Vorkosigan paused before her as they herded out. "I'm afraid I'm not going to make that walk on the esplanade in the summer, after all."
Cordelia shook her head helplessly, the glimmer of a terrifying idea beginning in the back of her brain. "I—I—I have to withdraw my parole now."
Vorkosigan looked puzzled, then waved it aside for a more immediate concern. "If I should chance to end up like your Ensign Dubauer—remember my preferences. If you can bring yourself to it, I would like it to be by your hand. I'll tell Vorkalloner. Can I have your word?"
"Yes."
"You'd better stay in your cabin until this is over."
He reached out to her shoulder, to touch one curl of red hair resting there, then turned away.

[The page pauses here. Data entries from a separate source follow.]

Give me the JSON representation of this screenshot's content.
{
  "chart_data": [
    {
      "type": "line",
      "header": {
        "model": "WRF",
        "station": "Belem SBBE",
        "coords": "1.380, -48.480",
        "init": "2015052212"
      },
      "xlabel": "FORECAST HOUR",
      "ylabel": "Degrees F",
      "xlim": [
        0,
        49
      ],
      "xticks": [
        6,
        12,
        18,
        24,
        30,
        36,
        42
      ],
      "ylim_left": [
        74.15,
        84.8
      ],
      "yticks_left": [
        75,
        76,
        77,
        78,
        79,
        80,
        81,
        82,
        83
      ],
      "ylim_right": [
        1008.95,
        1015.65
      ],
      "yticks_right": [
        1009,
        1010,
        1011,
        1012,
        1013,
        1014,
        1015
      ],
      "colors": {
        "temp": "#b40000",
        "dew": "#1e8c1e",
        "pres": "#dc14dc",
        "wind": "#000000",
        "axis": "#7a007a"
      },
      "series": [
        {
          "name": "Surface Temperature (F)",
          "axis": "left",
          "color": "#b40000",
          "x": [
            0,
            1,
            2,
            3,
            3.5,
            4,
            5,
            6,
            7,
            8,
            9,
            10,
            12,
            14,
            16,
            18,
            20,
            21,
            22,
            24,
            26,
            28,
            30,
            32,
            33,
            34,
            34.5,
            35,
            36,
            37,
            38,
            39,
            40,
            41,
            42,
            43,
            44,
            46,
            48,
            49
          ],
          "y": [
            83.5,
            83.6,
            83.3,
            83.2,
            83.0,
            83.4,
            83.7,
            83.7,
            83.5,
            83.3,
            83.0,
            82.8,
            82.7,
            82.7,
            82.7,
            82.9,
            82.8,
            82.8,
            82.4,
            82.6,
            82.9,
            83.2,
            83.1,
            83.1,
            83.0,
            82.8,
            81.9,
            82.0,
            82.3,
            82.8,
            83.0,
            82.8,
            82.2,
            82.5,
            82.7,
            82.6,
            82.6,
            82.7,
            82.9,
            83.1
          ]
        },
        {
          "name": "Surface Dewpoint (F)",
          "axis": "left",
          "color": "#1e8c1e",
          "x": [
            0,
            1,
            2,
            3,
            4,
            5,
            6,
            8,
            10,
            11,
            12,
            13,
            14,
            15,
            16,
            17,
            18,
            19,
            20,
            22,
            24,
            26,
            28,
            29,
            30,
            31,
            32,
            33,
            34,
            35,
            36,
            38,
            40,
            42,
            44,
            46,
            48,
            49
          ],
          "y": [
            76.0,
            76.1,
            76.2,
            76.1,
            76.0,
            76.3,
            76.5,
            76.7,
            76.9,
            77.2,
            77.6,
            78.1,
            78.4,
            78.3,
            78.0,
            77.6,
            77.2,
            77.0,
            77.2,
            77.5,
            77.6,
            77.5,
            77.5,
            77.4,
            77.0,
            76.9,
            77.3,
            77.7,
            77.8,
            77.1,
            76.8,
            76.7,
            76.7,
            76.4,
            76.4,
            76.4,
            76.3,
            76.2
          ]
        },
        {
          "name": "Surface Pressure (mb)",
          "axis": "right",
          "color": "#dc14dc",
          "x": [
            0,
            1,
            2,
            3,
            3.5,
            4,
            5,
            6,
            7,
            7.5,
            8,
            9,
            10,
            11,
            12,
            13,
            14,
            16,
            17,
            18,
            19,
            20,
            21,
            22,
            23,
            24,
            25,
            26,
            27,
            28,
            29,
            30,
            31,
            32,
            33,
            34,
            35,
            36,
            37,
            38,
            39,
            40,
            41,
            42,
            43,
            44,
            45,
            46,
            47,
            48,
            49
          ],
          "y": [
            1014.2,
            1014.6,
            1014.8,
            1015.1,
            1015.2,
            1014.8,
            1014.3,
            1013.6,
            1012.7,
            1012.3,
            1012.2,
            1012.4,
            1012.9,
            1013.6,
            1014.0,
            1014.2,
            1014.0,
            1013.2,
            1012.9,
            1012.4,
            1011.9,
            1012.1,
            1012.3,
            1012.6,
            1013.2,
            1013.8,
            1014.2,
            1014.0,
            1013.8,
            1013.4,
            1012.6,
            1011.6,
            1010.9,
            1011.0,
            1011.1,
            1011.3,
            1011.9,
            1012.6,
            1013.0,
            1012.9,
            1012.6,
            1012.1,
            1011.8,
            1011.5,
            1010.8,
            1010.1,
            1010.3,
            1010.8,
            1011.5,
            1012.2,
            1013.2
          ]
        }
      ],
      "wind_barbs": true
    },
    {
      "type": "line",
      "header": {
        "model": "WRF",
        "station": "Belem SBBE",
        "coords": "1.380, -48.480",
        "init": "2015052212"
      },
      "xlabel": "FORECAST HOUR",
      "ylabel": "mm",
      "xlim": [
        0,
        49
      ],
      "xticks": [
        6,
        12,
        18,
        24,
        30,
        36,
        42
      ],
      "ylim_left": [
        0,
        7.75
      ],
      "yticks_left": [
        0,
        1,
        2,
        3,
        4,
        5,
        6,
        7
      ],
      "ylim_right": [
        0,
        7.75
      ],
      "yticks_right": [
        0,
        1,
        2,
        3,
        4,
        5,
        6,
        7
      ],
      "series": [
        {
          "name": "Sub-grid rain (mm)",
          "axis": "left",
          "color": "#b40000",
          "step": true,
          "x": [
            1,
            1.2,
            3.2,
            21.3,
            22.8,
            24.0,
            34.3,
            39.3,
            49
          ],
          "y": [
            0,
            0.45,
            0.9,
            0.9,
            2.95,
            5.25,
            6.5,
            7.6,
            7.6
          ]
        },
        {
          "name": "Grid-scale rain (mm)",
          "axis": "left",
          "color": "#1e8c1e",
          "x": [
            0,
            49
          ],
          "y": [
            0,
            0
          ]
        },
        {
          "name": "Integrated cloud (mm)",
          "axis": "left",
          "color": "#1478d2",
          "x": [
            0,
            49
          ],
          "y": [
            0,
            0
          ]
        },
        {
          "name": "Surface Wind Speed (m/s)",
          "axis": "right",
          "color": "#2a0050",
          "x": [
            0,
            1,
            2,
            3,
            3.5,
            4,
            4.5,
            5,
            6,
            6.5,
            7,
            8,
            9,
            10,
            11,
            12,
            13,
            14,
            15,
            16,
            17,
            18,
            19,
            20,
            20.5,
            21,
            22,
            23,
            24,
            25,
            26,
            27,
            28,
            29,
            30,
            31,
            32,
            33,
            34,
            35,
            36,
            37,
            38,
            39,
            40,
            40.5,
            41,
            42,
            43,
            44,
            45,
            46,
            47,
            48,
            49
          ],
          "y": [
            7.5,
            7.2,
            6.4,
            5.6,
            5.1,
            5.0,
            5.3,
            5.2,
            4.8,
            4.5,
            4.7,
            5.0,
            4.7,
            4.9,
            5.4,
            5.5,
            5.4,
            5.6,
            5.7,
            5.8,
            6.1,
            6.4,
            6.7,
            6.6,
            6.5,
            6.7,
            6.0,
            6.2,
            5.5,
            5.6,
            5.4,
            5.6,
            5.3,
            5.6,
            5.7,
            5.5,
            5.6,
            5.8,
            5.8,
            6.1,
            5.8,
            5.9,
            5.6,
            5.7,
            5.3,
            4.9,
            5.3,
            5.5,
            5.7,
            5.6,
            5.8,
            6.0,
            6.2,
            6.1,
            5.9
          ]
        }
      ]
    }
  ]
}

Cordelia fled down the corridor, Radnov's propaganda droning senselessly in her ears. Her plan blossomed furiously in her mind. Her reason yammered protest, like a rider on a runaway horse; you have no duty to these Barrayarans, your duty is to Beta Colony, to Stuben, to the René Magritte—your duty is to escape, and warn . . .
She swung into her cabin. Wonder of wonders, Stuben and Lai were still there. They looked up, alarmed by her wild appearance.
"Go to sickbay now. Pick up Dubauer and take him to the shuttle. When were Pete and Mac supposed to report back there if they couldn't find him?"
"In”—Lai checked his time—"ten minutes."
"Thank God. When you get to sickbay, tell the surgeon that Captain Vorkosigan ordered you to bring Dubauer to me. Lai, you wait in the corridor. You'd never fool the surgeon. Dubauer can't talk. Don't act surprised by his condition. When you get to the shuttle, wait—let me see your chrono, Lai—till 0620 our ship time, then take off. If I'm not back by then I'm not coming. Full power and don't look back. Exactly how many men did Radnov and Darobey have with them?"
"Ten or eleven, I guess," Stuben said.